En Orígenes –que así se llama el segundo libro–, el biólogo Lewis Dartnell cuenta con pasión, y de forma pedagógica y paciente, cómo la historia de la Tierra ha determinado la historia de la humanidad. Se remonta a los orígenes del mundo, nos habla de la evolución de las placas tectónicas, del nacimiento de la vida, de los dinosaurios, de la emigración del homo sapiens desde África por culpa de cambios en el clima derivados de la irrupción de grandes cordilleras… En definitiva, de grandes fuerzas que trascienden nuestros deseos y nuestra voluntad. Sus páginas abarcan miles de millones de años, pero se hacen realmente cortas. Una excelente crónica de nuestra insignificancia histórica que funciona muy bien como contrapunto de un presentismo cargado de épica de cartón piedra. 

Al comparar las tareas y deberes del tiempo presente con las del tiempo profundo, es difícil no sentir la necesidad de una cura de humildad. Sin que se nos vaya de las manos, porque los problemas, aunque no tan importantes, siguen siendo reales, y no se trata de ir respondiendo a cada sobresalto cotidiano con un lánguido: “el universo se expande”, o con el “preferiría no hacerlo” del Bartleby de Herman Melville. 

Algo parecido puede decirse de la convocatoria de elecciones, las cuartas en cuatro años.
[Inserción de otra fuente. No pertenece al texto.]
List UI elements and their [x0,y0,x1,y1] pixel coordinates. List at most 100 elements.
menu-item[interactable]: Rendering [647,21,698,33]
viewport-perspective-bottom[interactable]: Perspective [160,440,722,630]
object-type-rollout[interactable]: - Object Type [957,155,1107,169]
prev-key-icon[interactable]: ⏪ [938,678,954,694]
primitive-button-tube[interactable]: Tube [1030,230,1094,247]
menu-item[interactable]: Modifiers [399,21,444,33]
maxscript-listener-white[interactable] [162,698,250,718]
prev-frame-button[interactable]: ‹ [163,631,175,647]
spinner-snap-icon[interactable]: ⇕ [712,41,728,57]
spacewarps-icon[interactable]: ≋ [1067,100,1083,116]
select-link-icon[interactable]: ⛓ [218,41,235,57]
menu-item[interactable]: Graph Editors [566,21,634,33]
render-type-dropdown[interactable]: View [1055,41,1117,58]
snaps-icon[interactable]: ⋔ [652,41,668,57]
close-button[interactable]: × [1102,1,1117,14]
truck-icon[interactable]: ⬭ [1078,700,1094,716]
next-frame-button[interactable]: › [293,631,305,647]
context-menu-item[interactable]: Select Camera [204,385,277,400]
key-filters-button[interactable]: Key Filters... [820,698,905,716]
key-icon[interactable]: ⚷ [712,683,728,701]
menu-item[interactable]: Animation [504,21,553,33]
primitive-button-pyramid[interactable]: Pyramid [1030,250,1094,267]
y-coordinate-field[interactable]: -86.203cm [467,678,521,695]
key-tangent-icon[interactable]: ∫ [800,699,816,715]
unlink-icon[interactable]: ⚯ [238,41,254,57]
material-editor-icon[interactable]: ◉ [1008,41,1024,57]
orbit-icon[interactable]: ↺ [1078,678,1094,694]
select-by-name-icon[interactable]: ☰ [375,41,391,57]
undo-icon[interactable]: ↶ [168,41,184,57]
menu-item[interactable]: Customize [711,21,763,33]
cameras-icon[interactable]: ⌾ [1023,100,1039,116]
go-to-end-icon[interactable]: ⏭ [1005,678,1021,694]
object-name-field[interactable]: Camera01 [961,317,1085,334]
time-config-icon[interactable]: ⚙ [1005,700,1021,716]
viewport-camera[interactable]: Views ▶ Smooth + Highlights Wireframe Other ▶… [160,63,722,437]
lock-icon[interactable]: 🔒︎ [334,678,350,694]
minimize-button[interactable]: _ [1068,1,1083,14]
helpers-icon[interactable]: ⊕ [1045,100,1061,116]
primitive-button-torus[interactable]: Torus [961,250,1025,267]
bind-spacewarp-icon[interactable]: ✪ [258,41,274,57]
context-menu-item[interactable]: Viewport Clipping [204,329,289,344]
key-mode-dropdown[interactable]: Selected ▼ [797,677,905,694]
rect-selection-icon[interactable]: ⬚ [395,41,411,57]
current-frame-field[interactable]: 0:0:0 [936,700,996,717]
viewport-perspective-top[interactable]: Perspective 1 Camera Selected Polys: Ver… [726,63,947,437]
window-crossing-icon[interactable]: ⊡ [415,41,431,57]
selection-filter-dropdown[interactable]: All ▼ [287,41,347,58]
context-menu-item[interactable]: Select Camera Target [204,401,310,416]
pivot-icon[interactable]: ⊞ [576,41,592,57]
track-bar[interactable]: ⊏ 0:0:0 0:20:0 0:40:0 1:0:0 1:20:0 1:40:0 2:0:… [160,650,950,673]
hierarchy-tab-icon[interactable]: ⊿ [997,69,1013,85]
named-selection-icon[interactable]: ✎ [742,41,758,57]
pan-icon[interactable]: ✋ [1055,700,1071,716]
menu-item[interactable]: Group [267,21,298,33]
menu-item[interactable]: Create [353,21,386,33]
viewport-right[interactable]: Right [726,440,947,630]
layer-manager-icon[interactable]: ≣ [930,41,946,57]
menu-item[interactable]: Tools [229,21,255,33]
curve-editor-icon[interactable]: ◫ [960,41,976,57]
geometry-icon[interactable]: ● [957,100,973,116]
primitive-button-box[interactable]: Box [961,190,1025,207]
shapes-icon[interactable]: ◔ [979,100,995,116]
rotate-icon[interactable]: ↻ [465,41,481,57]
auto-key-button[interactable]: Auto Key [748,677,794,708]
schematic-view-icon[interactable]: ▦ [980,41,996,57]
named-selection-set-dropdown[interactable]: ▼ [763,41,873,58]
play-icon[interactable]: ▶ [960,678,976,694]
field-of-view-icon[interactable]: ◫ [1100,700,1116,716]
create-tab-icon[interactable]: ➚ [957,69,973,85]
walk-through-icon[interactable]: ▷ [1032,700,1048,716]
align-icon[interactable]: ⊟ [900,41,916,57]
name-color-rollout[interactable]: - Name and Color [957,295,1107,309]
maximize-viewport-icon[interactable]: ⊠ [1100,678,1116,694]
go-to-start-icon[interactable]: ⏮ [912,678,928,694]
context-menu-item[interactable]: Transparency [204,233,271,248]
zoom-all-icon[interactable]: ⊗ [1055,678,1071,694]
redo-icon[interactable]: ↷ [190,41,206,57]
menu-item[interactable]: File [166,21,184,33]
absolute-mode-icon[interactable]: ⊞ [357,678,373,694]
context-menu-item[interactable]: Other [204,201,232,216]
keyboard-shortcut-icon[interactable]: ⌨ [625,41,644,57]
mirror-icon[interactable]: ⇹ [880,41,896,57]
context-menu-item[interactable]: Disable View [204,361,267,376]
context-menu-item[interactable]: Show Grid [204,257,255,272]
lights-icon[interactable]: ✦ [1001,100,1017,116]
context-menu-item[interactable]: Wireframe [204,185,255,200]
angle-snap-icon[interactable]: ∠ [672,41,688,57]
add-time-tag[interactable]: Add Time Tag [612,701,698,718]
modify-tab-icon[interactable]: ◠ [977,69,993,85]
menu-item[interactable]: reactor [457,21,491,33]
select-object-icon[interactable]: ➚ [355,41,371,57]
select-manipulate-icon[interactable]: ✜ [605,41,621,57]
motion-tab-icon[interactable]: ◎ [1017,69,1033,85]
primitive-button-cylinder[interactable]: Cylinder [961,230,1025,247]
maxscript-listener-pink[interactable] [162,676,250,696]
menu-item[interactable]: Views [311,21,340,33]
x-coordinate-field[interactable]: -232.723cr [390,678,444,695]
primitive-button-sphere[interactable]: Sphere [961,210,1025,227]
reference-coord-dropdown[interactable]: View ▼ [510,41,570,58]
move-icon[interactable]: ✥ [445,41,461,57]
La primera reacción ha sido de frustración y desconcierto en grandes capas de la población, especialmente las que optaron por formaciones de izquierda, pero no sólo. Cualquier crónica de coyuntura nos habla de un fracaso, y es difícil no coincidir en el diagnóstico. La situación de España y del mundo reclaman gobiernos más ágiles, valientes e innovadores ante los retos presentes, algo que pasa por más estabilidad. En cambio, nuestro país vive en una suerte de interinidad política desde que salió formalmente de la crisis, en 2015. Pero, siendo grave, España sigue en su periodo de mayor progreso de su historia, y es muy probable que el bloqueo no resista otro domingo electoral. 

Ir de nuevo a las urnas revela que algo no ha funcionado bien en nuestro sistema político, y no hay que banalizar el asunto, sobre todo por la tentación antipolítica que genera, y porque la relación entre ciudadanos e instituciones no pasa por su mejor momento en ninguna democracia. Tampoco en la nuestra, porque en esto Spain is not different. Pero, como decía alguien son sorna en Twitter en relación a volver a votar, “esto con Franco no pasaba”. No conocí a mi abuelo materno. Era médico y, según me cuentan, goloso como era, siempre que mi abuela le reconvenía con un “Antonio, de grandes cenas están las tumbas llenas”, él le respondía con un: “no, están llenas de lo contrario”. Por eso, pese a todo, a votar el 10 de noviembre.